Titanium dioxide (TiO2) as buffer layer in organic solar cell device

Organic solar cell device has become one of the most promising ways to tackle today's energy issue by offering low production cost, light weight, mechanically flexible and possibility of large area fabrication. Poly(3-hexylthiophene) (P3HT) and [6,6]-phenyl C61-butyric acid methyl ester (PCBM) blends is the most efficient fullerene derivative based donor-acceptor copolymer so far. Current conventional organic solar cell (OSC) device consist of active layers (donor and acceptor) sandwiched by indium tin oxide (ITO) (a high work function, transparent metal oxide) as the anode and low work function metal such as aluminum (Al) as cathode. The recent power conversion energy (PCE) has reached as high as 7.4%. But in spite of high PCE, this device suffers from degradation due to sensitivity of low work function metal to oxygen and moisture in air.
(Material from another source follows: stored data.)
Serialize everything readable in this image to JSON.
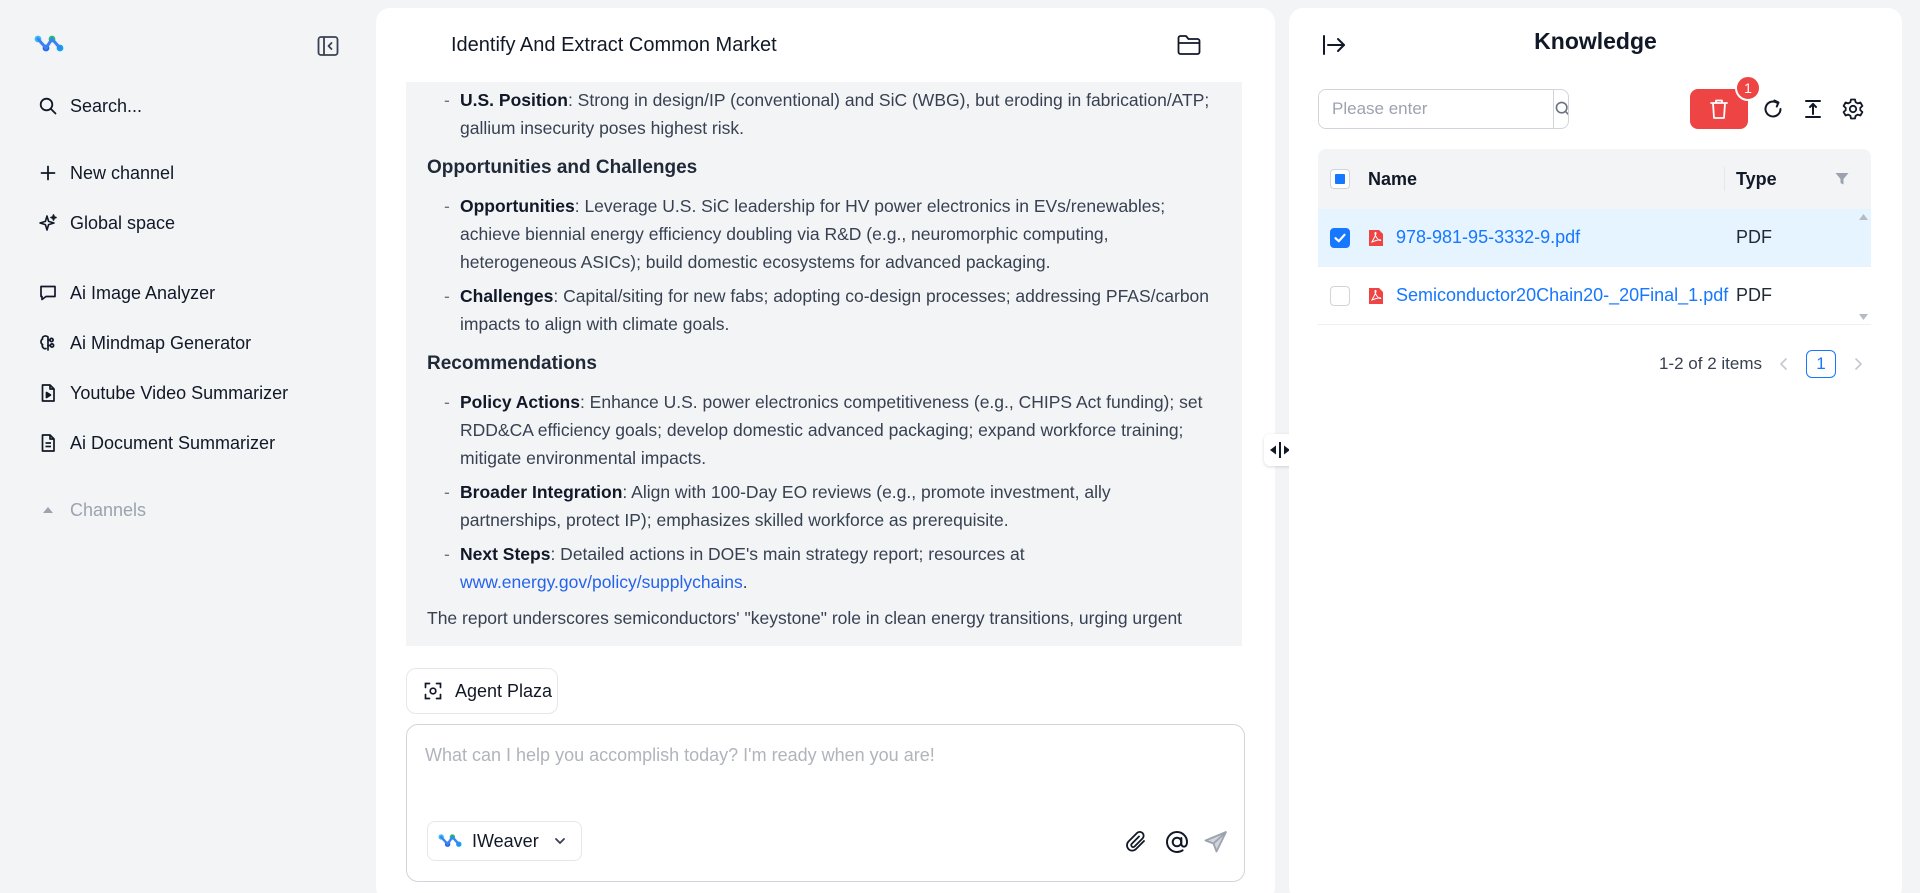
{
  "sidebar": {
    "search_label": "Search...",
    "new_channel": "New channel",
    "global_space": "Global space",
    "tools": [
      {
        "label": "Ai Image Analyzer",
        "icon": "chat-bubble-icon"
      },
      {
        "label": "Ai Mindmap Generator",
        "icon": "brain-icon"
      },
      {
        "label": "Youtube Video Summarizer",
        "icon": "video-file-icon"
      },
      {
        "label": "Ai Document Summarizer",
        "icon": "document-icon"
      }
    ],
    "channels_label": "Channels"
  },
  "chat": {
    "title": "Identify And Extract Common Market",
    "message": {
      "item_position_label": "U.S. Position",
      "item_position_text": ": Strong in design/IP (conventional) and SiC (WBG), but eroding in fabrication/ATP; gallium insecurity poses highest risk.",
      "section_opportunities": "Opportunities and Challenges",
      "item_opportunities_label": "Opportunities",
      "item_opportunities_text": ": Leverage U.S. SiC leadership for HV power electronics in EVs/renewables; achieve biennial energy efficiency doubling via R&D (e.g., neuromorphic computing, heterogeneous ASICs); build domestic ecosystems for advanced packaging.",
      "item_challenges_label": "Challenges",
      "item_challenges_text": ": Capital/siting for new fabs; adopting co-design processes; addressing PFAS/carbon impacts to align with climate goals.",
      "section_recommendations": "Recommendations",
      "item_policy_label": "Policy Actions",
      "item_policy_text": ": Enhance U.S. power electronics competitiveness (e.g., CHIPS Act funding); set RDD&CA efficiency goals; develop domestic advanced packaging; expand workforce training; mitigate environmental impacts.",
      "item_broader_label": "Broader Integration",
      "item_broader_text": ": Align with 100-Day EO reviews (e.g., promote investment, ally partnerships, protect IP); emphasizes skilled workforce as prerequisite.",
      "item_next_label": "Next Steps",
      "item_next_text": ": Detailed actions in DOE's main strategy report; resources at",
      "item_next_link": "www.energy.gov/policy/supplychains",
      "item_next_end": ".",
      "closing_text": "The report underscores semiconductors' \"keystone\" role in clean energy transitions, urging urgent"
    },
    "agent_plaza": "Agent Plaza",
    "composer_placeholder": "What can I help you accomplish today? I'm ready when you are!",
    "model_name": "IWeaver"
  },
  "knowledge": {
    "title": "Knowledge",
    "search_placeholder": "Please enter",
    "delete_badge": "1",
    "columns": {
      "name": "Name",
      "type": "Type"
    },
    "files": [
      {
        "name": "978-981-95-3332-9.pdf",
        "type": "PDF",
        "selected": true
      },
      {
        "name": "Semiconductor20Chain20-_20Final_1.pdf",
        "type": "PDF",
        "selected": false
      }
    ],
    "pagination": {
      "summary": "1-2 of 2 items",
      "current_page": "1"
    }
  },
  "colors": {
    "accent": "#1677ff",
    "danger": "#ef4444",
    "selected_row": "#e6f4ff",
    "background": "#f3f4f6"
  }
}
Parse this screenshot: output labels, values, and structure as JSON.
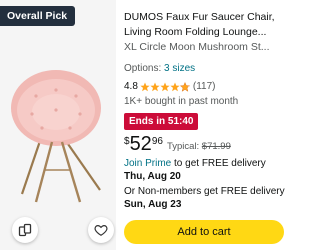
{
  "badge": {
    "label": "Overall Pick"
  },
  "product": {
    "title_line1": "DUMOS Faux Fur Saucer Chair,",
    "title_line2": "Living Room Folding Lounge...",
    "title_line3": "XL Circle Moon Mushroom St...",
    "options_prefix": "Options:",
    "options_link": "3 sizes",
    "rating": "4.8",
    "rating_value": 4.8,
    "review_count": "(117)",
    "bought": "1K+ bought in past month",
    "deal": "Ends in 51:40",
    "price_symbol": "$",
    "price_whole": "52",
    "price_fraction": "96",
    "typical_label": "Typical:",
    "typical_price": "$71.99",
    "delivery_link": "Join Prime",
    "delivery_text": " to get FREE delivery ",
    "delivery_date": "Thu, Aug 20",
    "delivery2_text": "Or Non-members get FREE delivery",
    "delivery2_date": "Sun, Aug 23"
  },
  "actions": {
    "add_to_cart": "Add to cart",
    "compare_icon": "compare-icon",
    "wishlist_icon": "heart-icon"
  },
  "colors": {
    "badge_bg": "#232f3e",
    "star": "#ffa41c",
    "link": "#007185",
    "deal_bg": "#cc0c39",
    "cart_button": "#ffd814",
    "chair_pink": "#f4c7c3"
  }
}
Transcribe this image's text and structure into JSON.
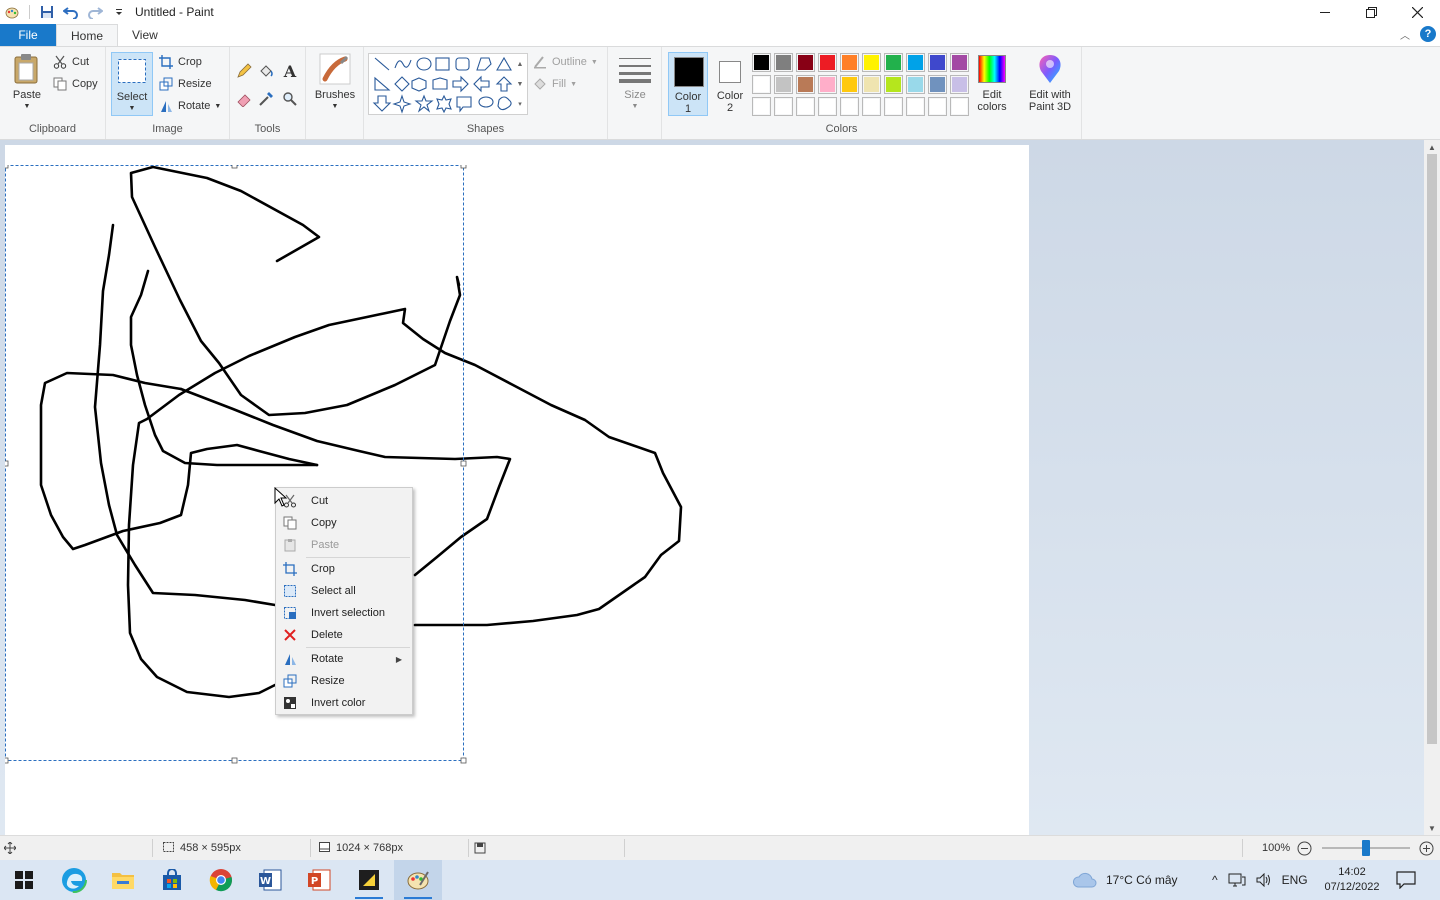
{
  "window": {
    "title": "Untitled - Paint"
  },
  "tabs": {
    "file": "File",
    "home": "Home",
    "view": "View"
  },
  "ribbon": {
    "clipboard": {
      "label": "Clipboard",
      "paste": "Paste",
      "cut": "Cut",
      "copy": "Copy"
    },
    "image": {
      "label": "Image",
      "select": "Select",
      "crop": "Crop",
      "resize": "Resize",
      "rotate": "Rotate"
    },
    "tools": {
      "label": "Tools"
    },
    "brushes": {
      "label": "Brushes"
    },
    "shapes": {
      "label": "Shapes",
      "outline": "Outline",
      "fill": "Fill"
    },
    "size": {
      "label": "Size"
    },
    "colors": {
      "label": "Colors",
      "color1": "Color",
      "color1_num": "1",
      "color2": "Color",
      "color2_num": "2",
      "edit_colors_1": "Edit",
      "edit_colors_2": "colors",
      "edit_3d_1": "Edit with",
      "edit_3d_2": "Paint 3D",
      "color1_value": "#000000",
      "color2_value": "#ffffff",
      "palette_row1": [
        "#000000",
        "#7f7f7f",
        "#880015",
        "#ed1c24",
        "#ff7f27",
        "#fff200",
        "#22b14c",
        "#00a2e8",
        "#3f48cc",
        "#a349a4"
      ],
      "palette_row2": [
        "#ffffff",
        "#c3c3c3",
        "#b97a57",
        "#ffaec9",
        "#ffc90e",
        "#efe4b0",
        "#b5e61d",
        "#99d9ea",
        "#7092be",
        "#c8bfe7"
      ],
      "palette_row3": [
        "#ffffff",
        "#ffffff",
        "#ffffff",
        "#ffffff",
        "#ffffff",
        "#ffffff",
        "#ffffff",
        "#ffffff",
        "#ffffff",
        "#ffffff"
      ]
    }
  },
  "context_menu": {
    "cut": "Cut",
    "copy": "Copy",
    "paste": "Paste",
    "crop": "Crop",
    "select_all": "Select all",
    "invert_selection": "Invert selection",
    "delete": "Delete",
    "rotate": "Rotate",
    "resize": "Resize",
    "invert_color": "Invert color"
  },
  "status": {
    "selection_size": "458 × 595px",
    "image_size": "1024 × 768px",
    "zoom": "100%",
    "zoom_level_percent": 100
  },
  "taskbar": {
    "weather": "17°C  Có mây",
    "language": "ENG",
    "time": "14:02",
    "date": "07/12/2022"
  }
}
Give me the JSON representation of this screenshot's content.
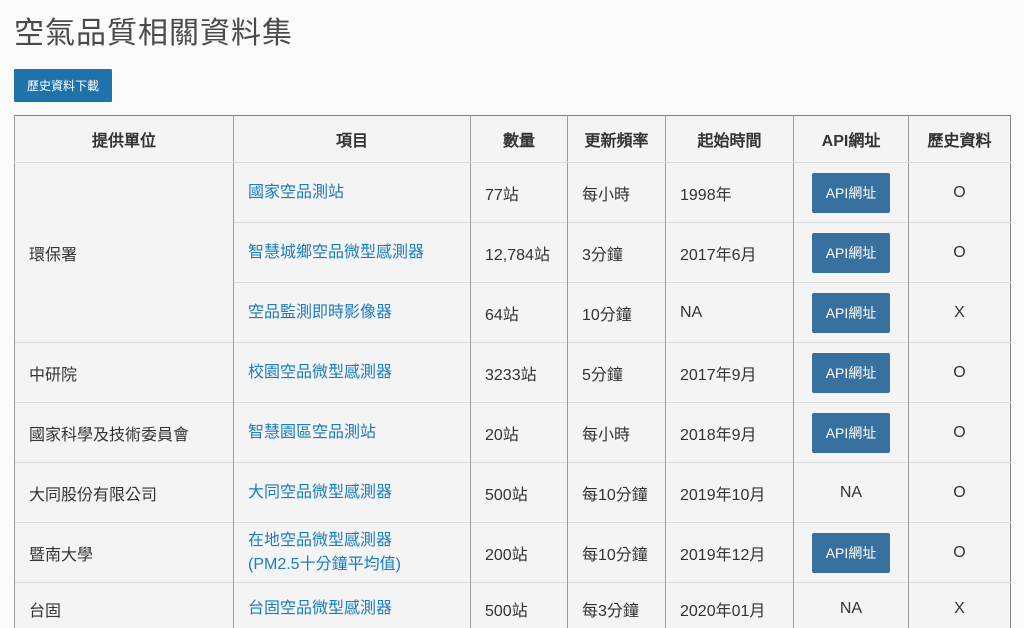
{
  "page": {
    "title": "空氣品質相關資料集",
    "download_button": "歷史資料下載"
  },
  "colors": {
    "link_blue": "#1a7cc1",
    "download_button_blue": "#1e73aa",
    "api_button_blue": "#38709f",
    "cell_background": "#f4f4f4"
  },
  "table": {
    "headers": [
      "提供單位",
      "項目",
      "數量",
      "更新頻率",
      "起始時間",
      "API網址",
      "歷史資料"
    ],
    "rows": [
      {
        "provider": "環保署",
        "provider_rowspan": 3,
        "item": "國家空品測站",
        "count": "77站",
        "frequency": "每小時",
        "start": "1998年",
        "api": "API網址",
        "api_type": "button",
        "history": "O"
      },
      {
        "item": "智慧城鄉空品微型感測器",
        "count": "12,784站",
        "frequency": "3分鐘",
        "start": "2017年6月",
        "api": "API網址",
        "api_type": "button",
        "history": "O"
      },
      {
        "item": "空品監測即時影像器",
        "count": "64站",
        "frequency": "10分鐘",
        "start": "NA",
        "api": "API網址",
        "api_type": "button",
        "history": "X"
      },
      {
        "provider": "中研院",
        "provider_rowspan": 1,
        "item": "校園空品微型感測器",
        "count": "3233站",
        "frequency": "5分鐘",
        "start": "2017年9月",
        "api": "API網址",
        "api_type": "button",
        "history": "O"
      },
      {
        "provider": "國家科學及技術委員會",
        "provider_rowspan": 1,
        "item": "智慧園區空品測站",
        "count": "20站",
        "frequency": "每小時",
        "start": "2018年9月",
        "api": "API網址",
        "api_type": "button",
        "history": "O"
      },
      {
        "provider": "大同股份有限公司",
        "provider_rowspan": 1,
        "item": "大同空品微型感測器",
        "count": "500站",
        "frequency": "每10分鐘",
        "start": "2019年10月",
        "api": "NA",
        "api_type": "text",
        "history": "O"
      },
      {
        "provider": "暨南大學",
        "provider_rowspan": 1,
        "item": "在地空品微型感測器\n(PM2.5十分鐘平均值)",
        "count": "200站",
        "frequency": "每10分鐘",
        "start": "2019年12月",
        "api": "API網址",
        "api_type": "button",
        "history": "O"
      },
      {
        "provider": "台固",
        "provider_rowspan": 1,
        "item": "台固空品微型感測器",
        "count": "500站",
        "frequency": "每3分鐘",
        "start": "2020年01月",
        "api": "NA",
        "api_type": "text",
        "history": "X"
      }
    ]
  }
}
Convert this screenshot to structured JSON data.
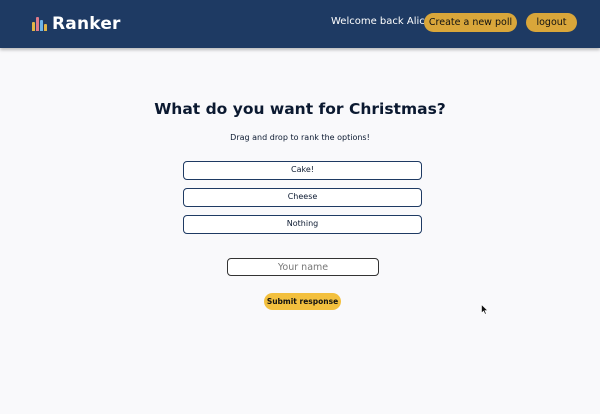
{
  "header": {
    "brand_name": "Ranker",
    "welcome_text": "Welcome back Alice!",
    "create_poll_label": "Create a new poll",
    "logout_label": "logout"
  },
  "poll": {
    "question": "What do you want for Christmas?",
    "instructions": "Drag and drop to rank the options!",
    "options": [
      {
        "label": "Cake!"
      },
      {
        "label": "Cheese"
      },
      {
        "label": "Nothing"
      }
    ]
  },
  "form": {
    "name_placeholder": "Your name",
    "name_value": "",
    "submit_label": "Submit response"
  },
  "icons": {
    "logo": "bar-chart-icon",
    "cursor": "mouse-pointer-icon"
  },
  "colors": {
    "header_bg": "#1e3a63",
    "accent_button": "#d9a63a",
    "submit_button": "#f3c03e",
    "logo_bars": [
      "#e2b547",
      "#e07a8a",
      "#6db5e8",
      "#e2b547"
    ]
  }
}
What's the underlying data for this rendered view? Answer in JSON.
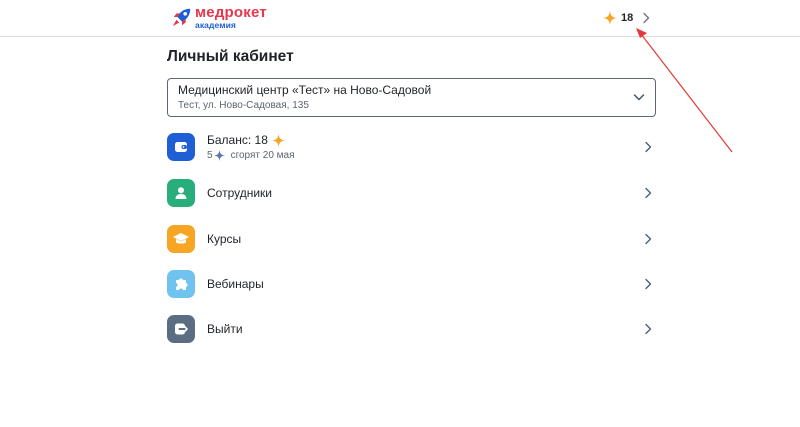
{
  "header": {
    "logo_main": "медрокет",
    "logo_sub": "академия",
    "balance_value": "18"
  },
  "page": {
    "title": "Личный кабинет"
  },
  "clinic_select": {
    "selected_name": "Медицинский центр «Тест» на Ново-Садовой",
    "selected_address": "Тест, ул. Ново-Садовая, 135"
  },
  "balance_item": {
    "label": "Баланс: 18",
    "expiring_count": "5",
    "expiring_text": "сгорят 20 мая"
  },
  "menu": [
    {
      "label": "Сотрудники",
      "icon": "user-icon",
      "color": "#27ae7a"
    },
    {
      "label": "Курсы",
      "icon": "graduation-cap-icon",
      "color": "#f6a623"
    },
    {
      "label": "Вебинары",
      "icon": "puzzle-icon",
      "color": "#6fc3ee"
    },
    {
      "label": "Выйти",
      "icon": "logout-icon",
      "color": "#5b6d82"
    }
  ],
  "colors": {
    "accent_blue": "#1e5fd6",
    "brand_red": "#e7374b",
    "star_orange": "#f6a623",
    "star_blue": "#5b77a8",
    "annotation_red": "#e53935"
  }
}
An inverted structure of organic solar cell (OSC) device with active layers (donor and acceptor) sandwiched by indium tin oxide (ITO) as the cathode and much higher work function metal and more air stable such as aurum (Au) or silver (Ag) as back contact is an alternative solution to improve the durability. However, ITO is not suitable for electron collection due to large energy band gap between acceptor PCBM and ITO. By introducing thin buffer layer of titanium dioxide (TiO2) between ITO and PCBM may improve overall efficiency of the inverted structure OSC because the new suggested interlayer provide efficient pathway for electrons collections. The aim of this research is to fabricate an inverted organic solar cell (OSC) device consist of ITO/P3HT:PCBM/TiO2/Aurum using sol gel method at room temperature. Investigating the effect of introducing different thickness of the interlayer to the inverted structure OSC is the main objective of this study. An improvement on overall efficiency to the more stable inverted structure OSC is expected at the end of this research.